Tuesday 26.05.2021 flower creatures

I go for a walk as the day has cleared from dismal to blue, though still a little chilly for May. I am drawn how can I help it to the May blossom and it’s spreading out sending its feelers across the undergrowth of bracken and nettle, who is owning who I wonder, a bit of everything i answer, I look at them all together and think of a beautiful tea that must be full of goodness and health boosting properties.

The may blossom makes shapes with the undulating steps and the rails make a beat in a delicious rhythm as i pass, and I have to retrace my steps to appreciate it some more

I pass the place where the dead tree was felled, as far as I can see unnecessarily, the sawn chippings lie spilt still on the ground, I hold that moment of anger towards machines that make destruction so easy.

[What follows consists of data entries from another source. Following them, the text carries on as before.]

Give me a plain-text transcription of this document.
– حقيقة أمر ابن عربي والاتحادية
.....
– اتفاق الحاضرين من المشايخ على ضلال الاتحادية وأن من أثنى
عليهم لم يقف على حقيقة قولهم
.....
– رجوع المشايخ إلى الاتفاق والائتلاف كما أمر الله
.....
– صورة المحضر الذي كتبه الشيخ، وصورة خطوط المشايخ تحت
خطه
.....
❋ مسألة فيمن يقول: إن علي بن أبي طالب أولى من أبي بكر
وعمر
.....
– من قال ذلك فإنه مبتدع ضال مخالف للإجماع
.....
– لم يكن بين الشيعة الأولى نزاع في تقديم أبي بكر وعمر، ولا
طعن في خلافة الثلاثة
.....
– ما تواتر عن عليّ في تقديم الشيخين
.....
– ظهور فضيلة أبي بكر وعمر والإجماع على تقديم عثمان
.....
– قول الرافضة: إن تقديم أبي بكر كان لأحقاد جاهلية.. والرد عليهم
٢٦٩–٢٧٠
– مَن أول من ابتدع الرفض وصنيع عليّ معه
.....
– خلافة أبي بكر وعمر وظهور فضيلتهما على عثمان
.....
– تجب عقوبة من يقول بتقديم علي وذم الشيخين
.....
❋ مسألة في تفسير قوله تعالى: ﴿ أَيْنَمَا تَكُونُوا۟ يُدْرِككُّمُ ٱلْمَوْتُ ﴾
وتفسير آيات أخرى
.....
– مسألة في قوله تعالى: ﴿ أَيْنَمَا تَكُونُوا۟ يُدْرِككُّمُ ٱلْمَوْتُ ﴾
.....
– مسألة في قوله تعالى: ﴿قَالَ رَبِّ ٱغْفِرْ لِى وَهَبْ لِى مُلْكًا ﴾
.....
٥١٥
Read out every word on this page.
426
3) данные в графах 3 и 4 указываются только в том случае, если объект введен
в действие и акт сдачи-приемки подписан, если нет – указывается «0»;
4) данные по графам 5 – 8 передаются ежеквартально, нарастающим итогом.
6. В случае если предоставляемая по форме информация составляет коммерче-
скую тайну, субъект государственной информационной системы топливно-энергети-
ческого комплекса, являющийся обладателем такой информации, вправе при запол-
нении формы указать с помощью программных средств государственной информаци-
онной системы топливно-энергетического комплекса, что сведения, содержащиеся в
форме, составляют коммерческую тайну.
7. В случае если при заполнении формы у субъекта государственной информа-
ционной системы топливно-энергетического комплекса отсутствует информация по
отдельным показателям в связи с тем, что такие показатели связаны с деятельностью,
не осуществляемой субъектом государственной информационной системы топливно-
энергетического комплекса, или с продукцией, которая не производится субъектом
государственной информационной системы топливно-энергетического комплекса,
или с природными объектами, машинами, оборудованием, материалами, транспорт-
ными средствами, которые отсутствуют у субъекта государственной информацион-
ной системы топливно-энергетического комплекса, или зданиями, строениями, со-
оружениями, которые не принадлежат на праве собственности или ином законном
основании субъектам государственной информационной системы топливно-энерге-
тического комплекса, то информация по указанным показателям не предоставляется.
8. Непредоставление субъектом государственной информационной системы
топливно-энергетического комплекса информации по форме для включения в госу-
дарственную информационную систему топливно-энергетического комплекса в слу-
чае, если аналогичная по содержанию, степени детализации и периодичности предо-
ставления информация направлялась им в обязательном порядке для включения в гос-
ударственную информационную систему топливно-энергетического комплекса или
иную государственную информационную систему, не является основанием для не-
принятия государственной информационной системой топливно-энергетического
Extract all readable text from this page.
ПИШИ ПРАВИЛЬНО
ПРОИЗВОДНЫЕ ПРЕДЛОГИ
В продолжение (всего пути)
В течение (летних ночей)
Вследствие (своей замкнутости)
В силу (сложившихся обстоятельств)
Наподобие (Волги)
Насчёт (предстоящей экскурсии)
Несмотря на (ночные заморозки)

I go on up to Scotland for some air. I hear people above when I am at the well and nearly change my mind but don’t, there are people by the swing, a group of men who have crossed paths, talking about the price that can be got for pups from breeding dogs, and a pair of young women at the swing, who let me by, 3 distinct groups doing their things in the Glen, I hear a shriek of laughter from behind and I see that one girl has landed on the muddy ground. Walking on I enjoy the golden broom, more plentiful this year, perhaps because the gorse is less so, I muse. Then a slug catches my eye, glistening in the sun, as i watch I can see the bite marks taken from the pea flower of the broom, I can almost hear her chomping, and not for the first time wonder how something so boneless can have such a powerful bite.

As I get up close and from behind the lens I notice another resident in the gorse bloom, a single ant. I see the foxglove and its tongue-like leaves almost ready to unfurl its flower head and I admire the fern with its fists turning to fingers next to the prickling gorse. On I go and now I see inhabitants everywhere, the willow herb has its ‘cuckoo spit’ what creature blows such bubbles for a nest and how perfect a home this must be while it lasts.

from Gardeners’ World:

** Inside each mass of cuckoo spit is a juvenile yellow-green froghopper (or spittle bug). Despite being a sap-sucker, this small bug is is completely harmless to plants. The adult froghoppers (which don’t produce any spit) are 6mm long and bright green, with large eyes and a blunt-shaped head, but they’re rarely seen because they hop away on their strong back legs at the first sign of danger.